Traders work at the Egyptian stock exchange in Cairo (Photo: Reuters)
Egypt's benchmark EGX30 index continued its rise on Wednesday, gaining 0.66 percent to sit at 5,325 points.
The main index had jumped 3.26 percent on Tuesday, after Egypt's interim president Adly Mansour issued a widely-anticipated constitutional declaration on Monday evening that set a timetable for constitutional reform and elections.
"You would have expected a greater rise, given the aid offered to Egypt yesterday," Issa Fathy, vice president of the securities division at Cairo's Chamber of Commerce, told Ahram Online.
On Tuesday, oil-rich Saudi Arabia offered $5 billion in aid to Egypt, and the United Arab Emirates pitched in with $3 billion in grants and loan.
Egypt's foreign currency reserves, which have been in near-constant decline since the country's January 2011 revolution, had begun to pick up in April and May of this year before falling again to $14.9 billion.
Fathy attributes the modest rise to profit-taking by investors who sought to benefit from the sharp rise in the market on Tuesday and to "political struggles, which have delayed the formation of the new government and which dampen investor appetites."
Egypt's Salafist Al-Nour Party had objected the appointment of liberal opposition leader Mohamed ElBaradei as head of the caretaker government earlier this week, leading interim president Adly Mansour to appoint economist Hazem El-Beblawi for the position instead on Tuesday.
Turnover was strong on Wednesday, "especially for the first day in the holy month of Ramadan," remarked Fathy, recording LE727.6 million in total.
Gaining stocks accounted for 132 out of 171 listed stocks.
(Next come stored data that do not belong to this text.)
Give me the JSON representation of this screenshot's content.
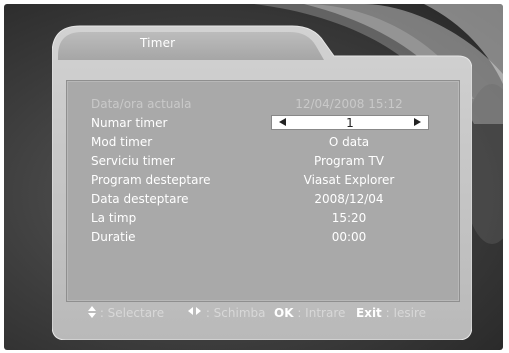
{
  "dialog": {
    "title": "Timer"
  },
  "fields": [
    {
      "label": "Data/ora actuala",
      "value": "12/04/2008 15:12"
    },
    {
      "label": "Numar timer",
      "value": "1"
    },
    {
      "label": "Mod timer",
      "value": "O data"
    },
    {
      "label": "Serviciu timer",
      "value": "Program TV"
    },
    {
      "label": "Program desteptare",
      "value": "Viasat Explorer"
    },
    {
      "label": "Data desteptare",
      "value": "2008/12/04"
    },
    {
      "label": "La timp",
      "value": "15:20"
    },
    {
      "label": "Duratie",
      "value": "00:00"
    }
  ],
  "footer": {
    "select_label": ": Selectare",
    "change_label": ": Schimba",
    "ok_key": "OK",
    "ok_label": ": Intrare",
    "exit_key": "Exit",
    "exit_label": ": Iesire"
  },
  "icons": {
    "updown": "up-down-arrows-icon",
    "leftright": "left-right-arrows-icon",
    "selector_left": "arrow-left-icon",
    "selector_right": "arrow-right-icon"
  },
  "colors": {
    "background": "#3c3c3c",
    "dialog_frame": "#c8c8c8",
    "panel": "#a9a9a9",
    "text": "#ffffff",
    "dim_text": "#c9c9c9",
    "selector": "#ffffff"
  }
}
The real estate sector made significant gains, with Palm Hills Development Company rising 4.74 percent, TMG Holding 4.01 percent, and
Six of October Development & Investment (SODIC) 1.84 percent.
Egyptian Financial Group-Hermes Holding Company was also up by 3.36 percent.
Blue chips Orascom Construction Industries and Commercial International Bank both registered losses of 0.24 percent and 0.43 percent respectively, at a session in which non-Arab foreign investors sold a net LE60.1 million, while Egyptians were the only net buyers of some LE62 million.
Orascom Telecom was also in the red, sliding 1.79 percent.
The broader EGX70 index was up 2.67 percent at Wednesday's session, which closed early at 1:30pm, according to the Ramadan schedule.